The Garden is Perennial

There is much gardening to do. Weeds. So many weeds.

Green ash and persimmon trees taken down last fall seem determined to stay and are sending up shoots everywhere, despite the salting intended to accelerate the process of decay. A dose of week killer will turn the shoots black but soon enough bright green growth reappears. Excavating the roots and hacking them into removable chunks with the power saw seems to be the only efficacious response. The green wood of the roots and the stony earth surrounding them is also causing me to blow through blades with unseemly speed.

The Remains of the Day

An hour or two later it is time to shower and dress, boil a pot of tea and settle down to the newspapers and breakfast. Sometimes that lasts a while; sometimes it doesn’t. Next up are the tasks that seem urgent that day, nearly all of them having to do with Dan, his estate, the celebration of his life. A friend with a used bookstore is helping me start to empty our many, many shelves.
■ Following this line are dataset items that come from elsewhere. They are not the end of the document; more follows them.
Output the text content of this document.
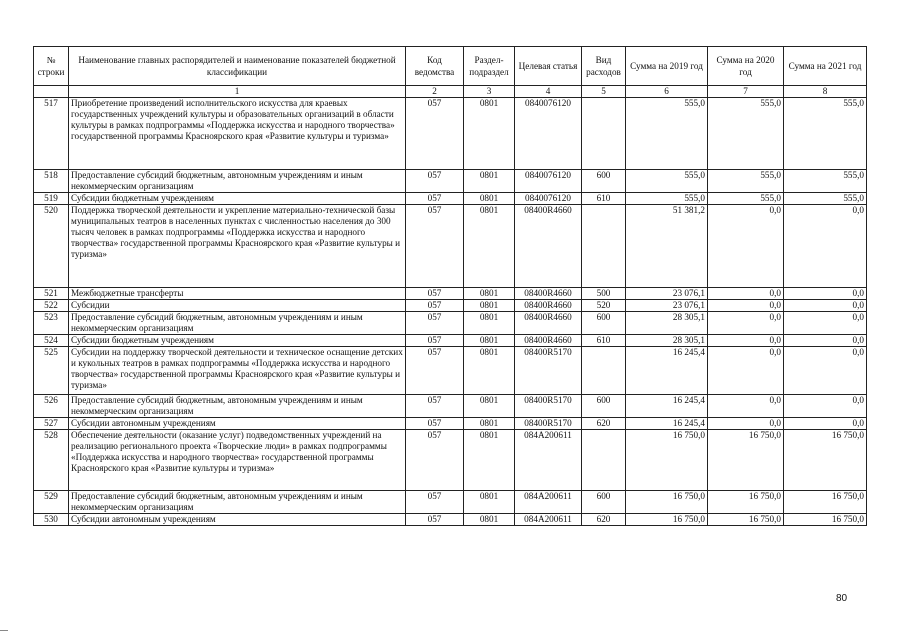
№ строки	Наименование главных распорядителей и наименование показателей бюджетной классификации	Код ведомства	Раздел-подраздел	Целевая статья	Вид расходов	Сумма на 2019 год	Сумма на 2020 год	Сумма на 2021 год
	1	2	3	4	5	6	7	8
517	Приобретение произведений исполнительского искусства для краевых государственных учреждений культуры и образовательных организаций в области культуры в рамках подпрограммы «Поддержка искусства и народного творчества» государственной программы Красноярского края «Развитие культуры и туризма»	057	0801	0840076120		555,0	555,0	555,0
518	Предоставление субсидий бюджетным, автономным учреждениям и иным некоммерческим организациям	057	0801	0840076120	600	555,0	555,0	555,0
519	Субсидии бюджетным учреждениям	057	0801	0840076120	610	555,0	555,0	555,0
520	Поддержка творческой деятельности и укрепление материально-технической базы муниципальных театров в населенных пунктах с численностью населения до 300 тысяч человек в рамках подпрограммы «Поддержка искусства и народного творчества» государственной программы Красноярского края «Развитие культуры и туризма»	057	0801	08400R4660		51 381,2	0,0	0,0
521	Межбюджетные трансферты	057	0801	08400R4660	500	23 076,1	0,0	0,0
522	Субсидии	057	0801	08400R4660	520	23 076,1	0,0	0,0
523	Предоставление субсидий бюджетным, автономным учреждениям и иным некоммерческим организациям	057	0801	08400R4660	600	28 305,1	0,0	0,0
524	Субсидии бюджетным учреждениям	057	0801	08400R4660	610	28 305,1	0,0	0,0
525	Субсидии на поддержку творческой деятельности и техническое оснащение детских и кукольных театров в рамках подпрограммы «Поддержка искусства и народного творчества» государственной программы Красноярского края «Развитие культуры и туризма»	057	0801	08400R5170		16 245,4	0,0	0,0
526	Предоставление субсидий бюджетным, автономным учреждениям и иным некоммерческим организациям	057	0801	08400R5170	600	16 245,4	0,0	0,0
527	Субсидии автономным учреждениям	057	0801	08400R5170	620	16 245,4	0,0	0,0
528	Обеспечение деятельности (оказание услуг) подведомственных учреждений на реализацию регионального проекта «Творческие люди» в рамках подпрограммы «Поддержка искусства и народного творчества» государственной программы Красноярского края «Развитие культуры и туризма»	057	0801	084A200611		16 750,0	16 750,0	16 750,0
529	Предоставление субсидий бюджетным, автономным учреждениям и иным некоммерческим организациям	057	0801	084A200611	600	16 750,0	16 750,0	16 750,0
530	Субсидии автономным учреждениям	057	0801	084A200611	620	16 750,0	16 750,0	16 750,0
80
I pause for lunch. I find something for dinner. Then I fire up the chair yoga app I found, something suitable for an ancient, arthritic, inflexible body such as mine. Or sometimes I just take a walk instead.

Bedtime remains at ten. Just as I have not reset the alarm, I do not change the moment I retire.

All that time alone with myself, so aware of myself. Myself and all that time.